Although the media response dwelled on McClellan's criticism of Bush's road to war, the CIA leak case is the heart of this book. On July 14, 2003, one day before McClellan took the press secretary's job for which many colleagues felt he was unqualified, my column was published asserting that Plame at the CIA suggested her Democratic partisan husband, retired diplomat Joseph Wilson, for a sensitive intelligence mission. That story made McClellan's three years at the briefing room podium a misery, leading to his dismissal and now his bitter retort.
In claiming he was misled about the Plame affair, McClellan mentions Armitage only twice. Armitage being the leaker undermines the Democratic theory, now accepted by McClellan, that Bush, Vice President Dick Cheney and political adviser Karl Rove aimed to delegitimize Wilson as a war critic.
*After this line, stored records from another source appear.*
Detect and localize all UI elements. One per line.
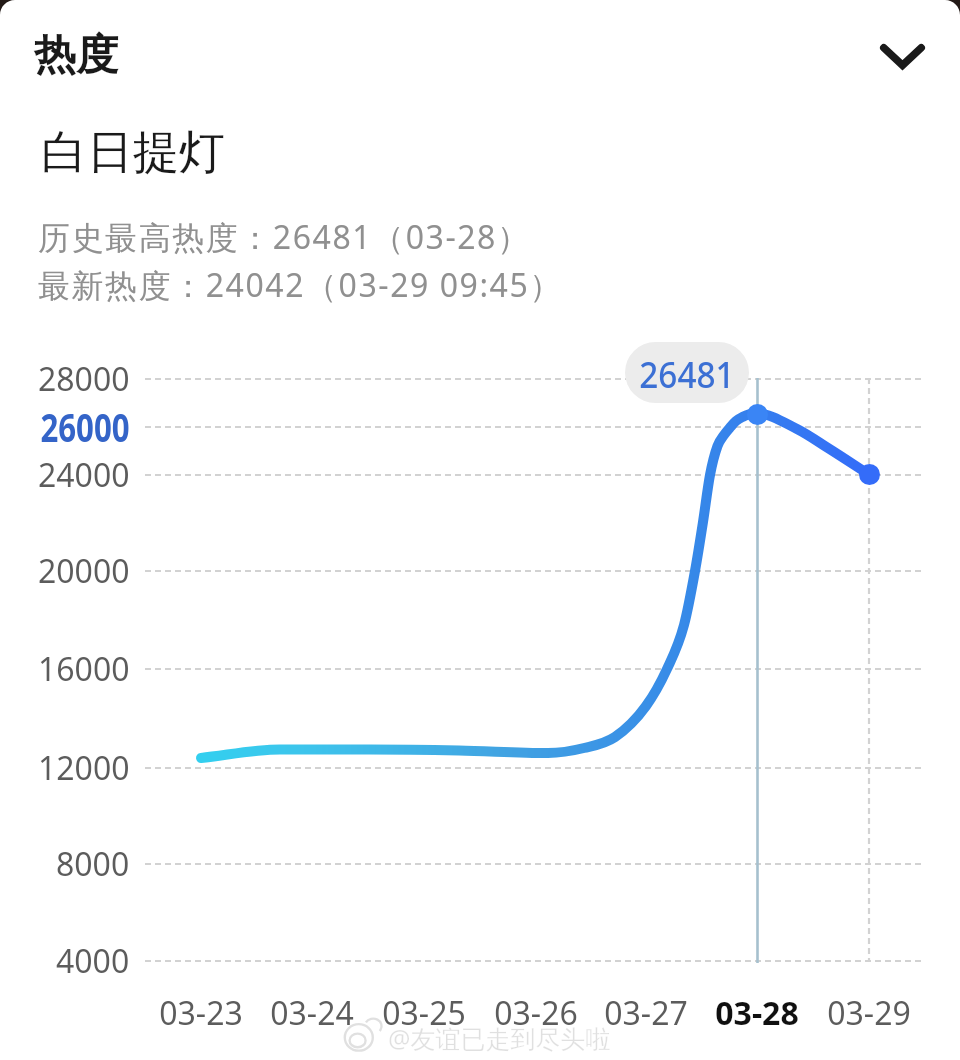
staticText: 8000 [56,842,130,886]
staticText: 26000 [40,400,130,453]
button[interactable]: 26481 [0,0,960,1060]
staticText: @友谊已走到尽头啦 [388,1021,611,1055]
staticText: 12000 [38,746,130,790]
staticText: 4000 [56,939,130,983]
staticText: 20000 [38,549,130,593]
button[interactable]: 03-25 [364,991,484,1035]
staticText: 03-24 [270,991,354,1035]
button[interactable]: 03-24 [252,991,372,1035]
staticText: 最新热度：24042（03-29 09:45） [38,263,563,307]
staticText: 03-26 [494,991,578,1035]
staticText: 03-28 [715,991,799,1035]
staticText: 历史最高热度：26481（03-28） [38,215,531,259]
staticText: 24000 [38,453,130,497]
button[interactable]: 03-27 [586,991,706,1035]
button[interactable]: Collapse [848,0,960,110]
staticText: 03-25 [382,991,466,1035]
button[interactable]: 白日提灯 [41,124,225,182]
staticText: 03-23 [159,991,243,1035]
staticText: 28000 [38,357,130,401]
button[interactable]: 03-23 [141,991,261,1035]
staticText: 03-27 [604,991,688,1035]
button[interactable]: 03-26 [476,991,596,1035]
staticText: 03-29 [827,991,911,1035]
button[interactable]: 03-29 [809,991,929,1035]
button[interactable]: 26481 [625,342,749,403]
staticText: 热度 [34,29,118,82]
staticText: 26481 [639,348,735,398]
staticText: 16000 [38,647,130,691]
button[interactable]: 03-28 [697,991,817,1035]
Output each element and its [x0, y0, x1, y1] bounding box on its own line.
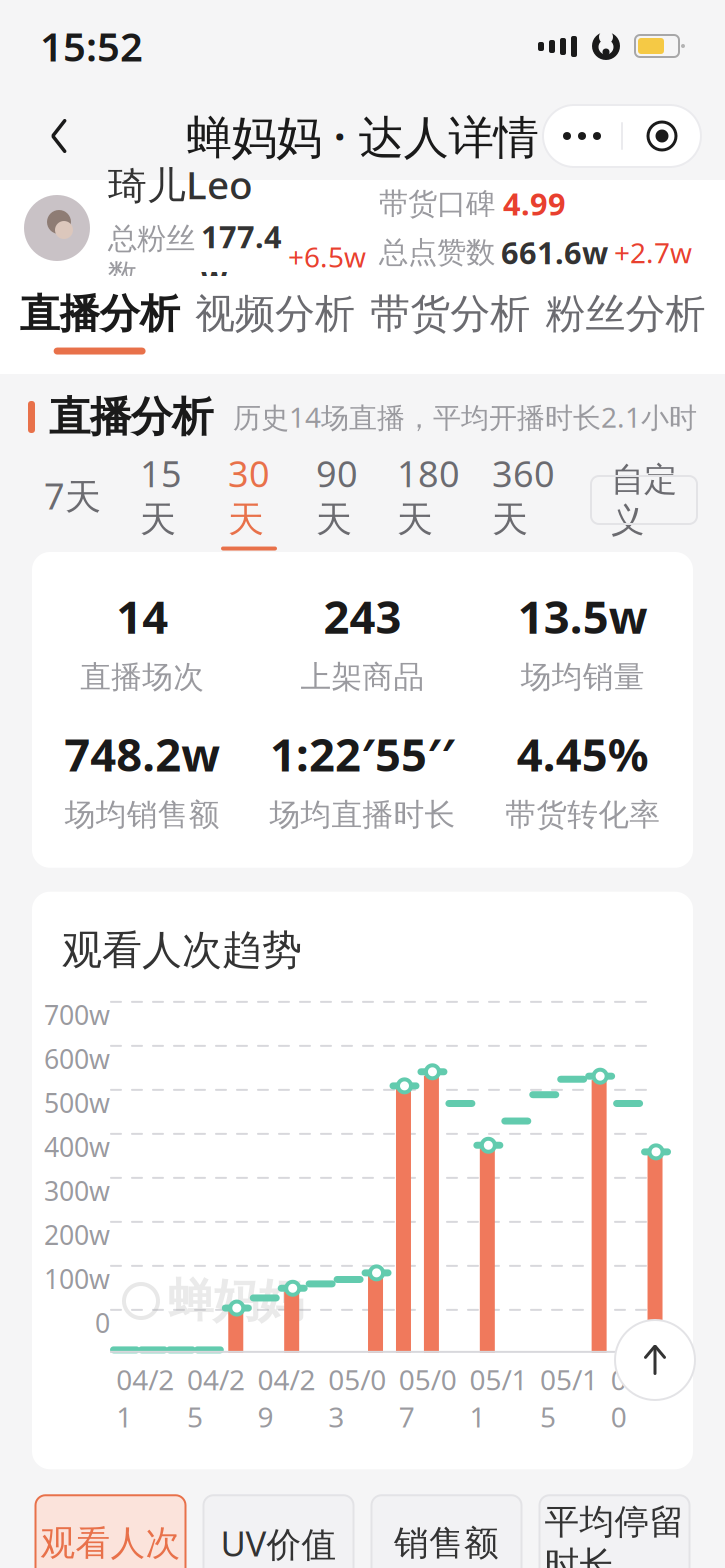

McClellan's handling of the leak by itself leads former colleagues to suggest he could not have written this book by himself.
On page 173, McClellan first mentions my Plame leak, but he does not identify Armitage as the leaker until page 306 of the 323-page book -- then only in passing. Armitage, anti-war and anti-Cheney, cannot fit the conspiracy theory that McClellan now buys into. When Armitage after two years publicly admitted he was my source, the life went out of Wilson's campaign. In "What Happened," McClellan dwells on Rove's alleged deceptions as if the real leaker were still unknown.
McClellan at the White House podium never knew the facts about the CIA leak, and his memoir reads as though he has tried to maintain his ignorance. He omits Armitage's slipping Mrs. Wilson's identity to The Washington Post's Bob Woodward weeks before he talked to me. He does not mention that Armitage turned himself in to the Justice Department even before Patrick Fitzgerald was named as special prosecutor.
McClellan writes that Rove told him this about his conversation with me after I called him to check Armitage's leak: "He (Novak) said he'd heard that Wilson's wife worked at the CIA. I told him I couldn't confirm it because I didn't know." Rove told me last week he never said that to McClellan. Under oath, Rove had testified he told me, "I heard that, too." Under oath, I testified that Rove said, "Oh, you know that, too."